Rafael

- Vai sair logo hoje? - sua mãe perguntou.

Rafael parou antes de chegar na porta e se virou para trás. Seu pai estava ao lado dela e seu irmão brincava com alguns carrinhos que ele ganhou no último aniversário.

- Sim. Eu tenho o projeto. Lembra?

- Ah, sim.

- Você ainda participa? - seu pai perguntou. Ele nunca participou, e pra ele isso era só mais uma história de Rafael pra poder sair com os amigos e beber a noite inteira em uma noite na qual ele deveria ficar com a família. Agora porém ele começava a levar a ideia a sério.

- Todo ano - Rafael respondeu.

- Quero ir - Ben anunciou se levantando.

- Você não pode - sua mãe interviu. - É só pra adultos.

- Mas o Rafa não é adulto! - ele protestou.

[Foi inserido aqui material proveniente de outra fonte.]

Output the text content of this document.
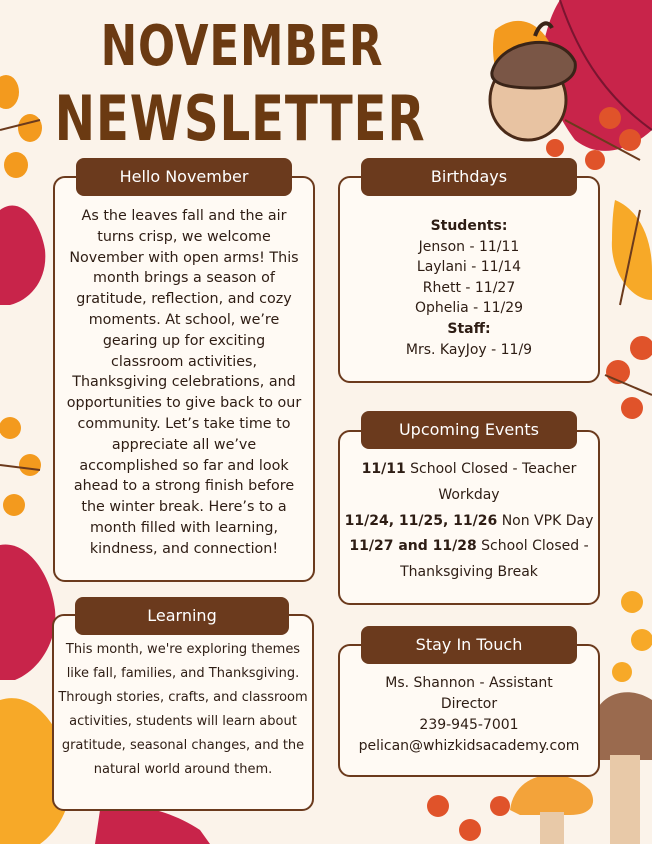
NOVEMBER
NEWSLETTER
Hello November
As the leaves fall and the air turns crisp, we welcome November with open arms! This month brings a season of gratitude, reflection, and cozy moments. At school, we’re gearing up for exciting classroom activities, Thanksgiving celebrations, and opportunities to give back to our community. Let’s take time to appreciate all we’ve accomplished so far and look ahead to a strong finish before the winter break. Here’s to a month filled with learning, kindness, and connection!
Learning
This month, we're exploring themes like fall, families, and Thanksgiving. Through stories, crafts, and classroom activities, students will learn about gratitude, seasonal changes, and the natural world around them.
Birthdays
Students:
Jenson - 11/11
Laylani - 11/14
Rhett - 11/27
Ophelia - 11/29
Staff:
Mrs. KayJoy - 11/9
Upcoming Events
11/11 School Closed - Teacher Workday
11/24, 11/25, 11/26 Non VPK Day
11/27 and 11/28 School Closed - Thanksgiving Break
Stay In Touch
Ms. Shannon - Assistant
Director
239-945-7001
pelican@whizkidsacademy.com
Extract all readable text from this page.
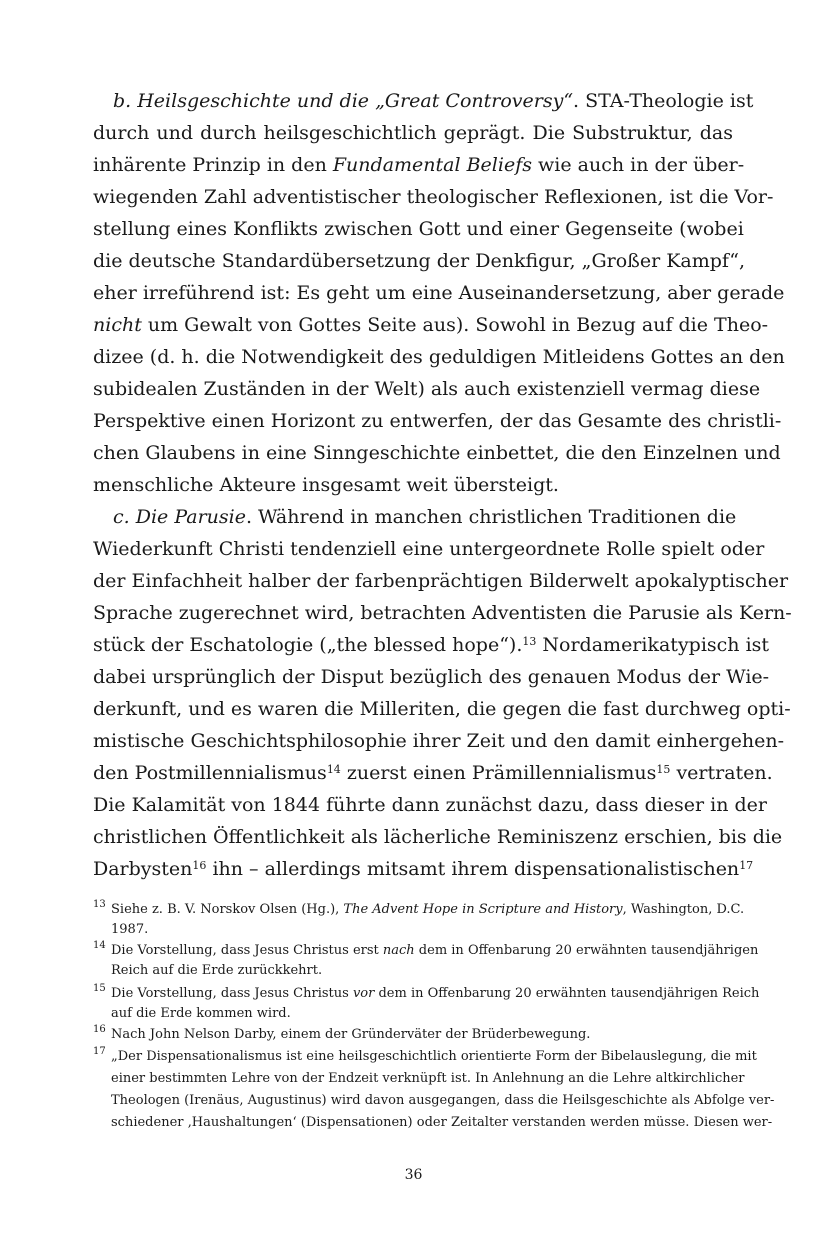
b. Heilsgeschichte und die „Great Controversy“. STA-Theologie ist
durch und durch heilsgeschichtlich geprägt. Die Substruktur, das
inhärente Prinzip in den Fundamental Beliefs wie auch in der über-
wiegenden Zahl adventistischer theologischer Reflexionen, ist die Vor-
stellung eines Konflikts zwischen Gott und einer Gegenseite (wobei
die deutsche Standardübersetzung der Denkfigur, „Großer Kampf“,
eher irreführend ist: Es geht um eine Auseinandersetzung, aber gerade
nicht um Gewalt von Gottes Seite aus). Sowohl in Bezug auf die Theo-
dizee (d. h. die Notwendigkeit des geduldigen Mitleidens Gottes an den
subidealen Zuständen in der Welt) als auch existenziell vermag diese
Perspektive einen Horizont zu entwerfen, der das Gesamte des christli-
chen Glaubens in eine Sinngeschichte einbettet, die den Einzelnen und
menschliche Akteure insgesamt weit übersteigt.
c. Die Parusie. Während in manchen christlichen Traditionen die
Wiederkunft Christi tendenziell eine untergeordnete Rolle spielt oder
der Einfachheit halber der farbenprächtigen Bilderwelt apokalyptischer
Sprache zugerechnet wird, betrachten Adventisten die Parusie als Kern-
stück der Eschatologie („the blessed hope“).$^{13}$ Nordamerikatypisch ist
dabei ursprünglich der Disput bezüglich des genauen Modus der Wie-
derkunft, und es waren die Milleriten, die gegen die fast durchweg opti-
mistische Geschichtsphilosophie ihrer Zeit und den damit einhergehen-
den Postmillennialismus$^{14}$ zuerst einen Prämillennialismus$^{15}$ vertraten.
Die Kalamität von 1844 führte dann zunächst dazu, dass dieser in der
christlichen Öffentlichkeit als lächerliche Reminiszenz erschien, bis die
Darbysten$^{16}$ ihn – allerdings mitsamt ihrem dispensationalistischen$^{17}$
13 Siehe z. B. V. Norskov Olsen (Hg.), The Advent Hope in Scripture and History, Washington, D.C.
1987.
14 Die Vorstellung, dass Jesus Christus erst nach dem in Offenbarung 20 erwähnten tausendjährigen
Reich auf die Erde zurückkehrt.
15 Die Vorstellung, dass Jesus Christus vor dem in Offenbarung 20 erwähnten tausendjährigen Reich
auf die Erde kommen wird.
16 Nach John Nelson Darby, einem der Gründerväter der Brüderbewegung.
17 „Der Dispensationalismus ist eine heilsgeschichtlich orientierte Form der Bibelauslegung, die mit
einer bestimmten Lehre von der Endzeit verknüpft ist. In Anlehnung an die Lehre altkirchlicher
Theologen (Irenäus, Augustinus) wird davon ausgegangen, dass die Heilsgeschichte als Abfolge ver-
schiedener ‚Haushaltungen‘ (Dispensationen) oder Zeitalter verstanden werden müsse. Diesen wer-
36
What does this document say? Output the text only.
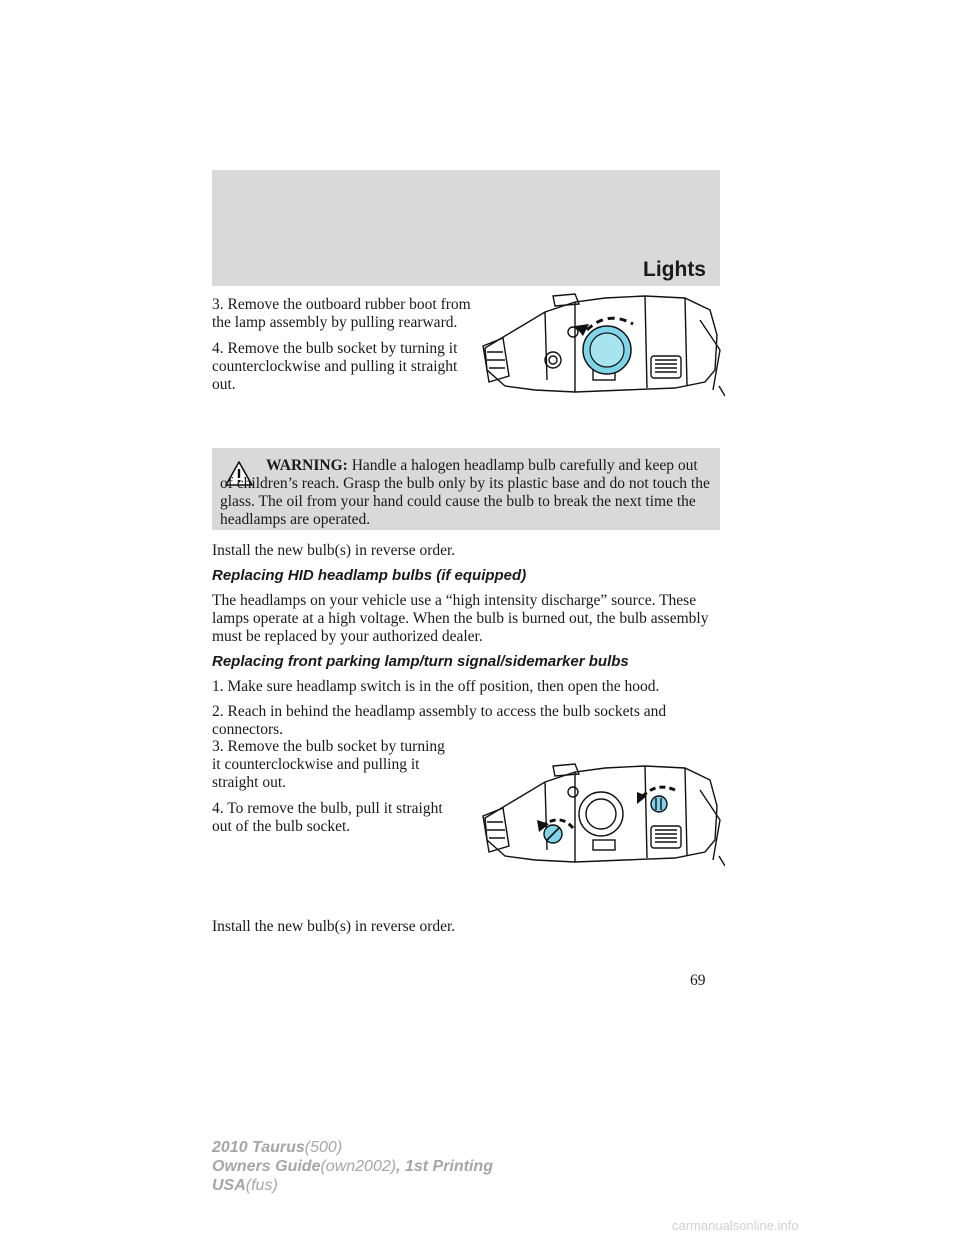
Lights

3. Remove the outboard rubber boot from the lamp assembly by pulling rearward.

4. Remove the bulb socket by turning it counterclockwise and pulling it straight out.

WARNING: Handle a halogen headlamp bulb carefully and keep out of children’s reach. Grasp the bulb only by its plastic base and do not touch the glass. The oil from your hand could cause the bulb to break the next time the headlamps are operated.

Install the new bulb(s) in reverse order.

Replacing HID headlamp bulbs (if equipped)

The headlamps on your vehicle use a “high intensity discharge” source. These lamps operate at a high voltage. When the bulb is burned out, the bulb assembly must be replaced by your authorized dealer.

Replacing front parking lamp/turn signal/sidemarker bulbs

1. Make sure headlamp switch is in the off position, then open the hood.

2. Reach in behind the headlamp assembly to access the bulb sockets and connectors.

3. Remove the bulb socket by turning it counterclockwise and pulling it straight out.

4. To remove the bulb, pull it straight out of the bulb socket.

Install the new bulb(s) in reverse order.

69
2010 Taurus(500)
Owners Guide(own2002), 1st Printing
USA(fus)
carmanualsonline.info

- De fato - seu pai disse rindo e Rafael fez uma cara feia.

- É só pra gente grande - Rafael falou e o irmão pareceu ficar chateado. - Já vou.

Ele deixou o apartamento e desceu faltando alguns minutos apenas para o carro do projeto passar e buscá-lo. Ele poderia ir de táxi, mas eles preferiam buscar a todos.

Assim que chegou ele começou a  distribuir a sopa que o projeto preparou. Rafael já tentou trazer seus pais e alguns de seus amigos para participar, porém, nenhum deles demonstrou muito interesse na ideia. Por isso ele resolveu não insistir mais.

A noite estava normal e tranquila. Alimentar aquelas pessoas era reconfortante e ele se sentia melhor a cada pratinho oferecido, a cada vasilha que ele enchia. As pessoas o agradeciam e sorriam de um jeito que o fazia se sentir uma pessoa um pouco melhor, por isso todo ano ele participava.

- Rafael - chamou uma pessoa. Ele foi até ela. - Parece que acabamos por aqui.

- Sim. Mas sobraram coisas, não?

- Sim, sim. É por isso que vamos mandá-las para outro lugar. Como você sabe, esse não é nosso único ponto, então pra aproveitar tudo isso nós vamos transportar o que não foi consumido aqui. Vá lá dentro do galpão e coloque o que ainda tiver de garrafa d'água dentro de um caixa separada, eles vão mandar alguém pra pegar.

Rafael assentiu e foi fazer o que foi pedido. Alguns minutos depois ele escutou o barulho da vã estacionando, vozes e cumprimentos se seguiram e então ele passou pela porta. O gorro vermelho em sua cabeça só deixava tudo ainda melhor.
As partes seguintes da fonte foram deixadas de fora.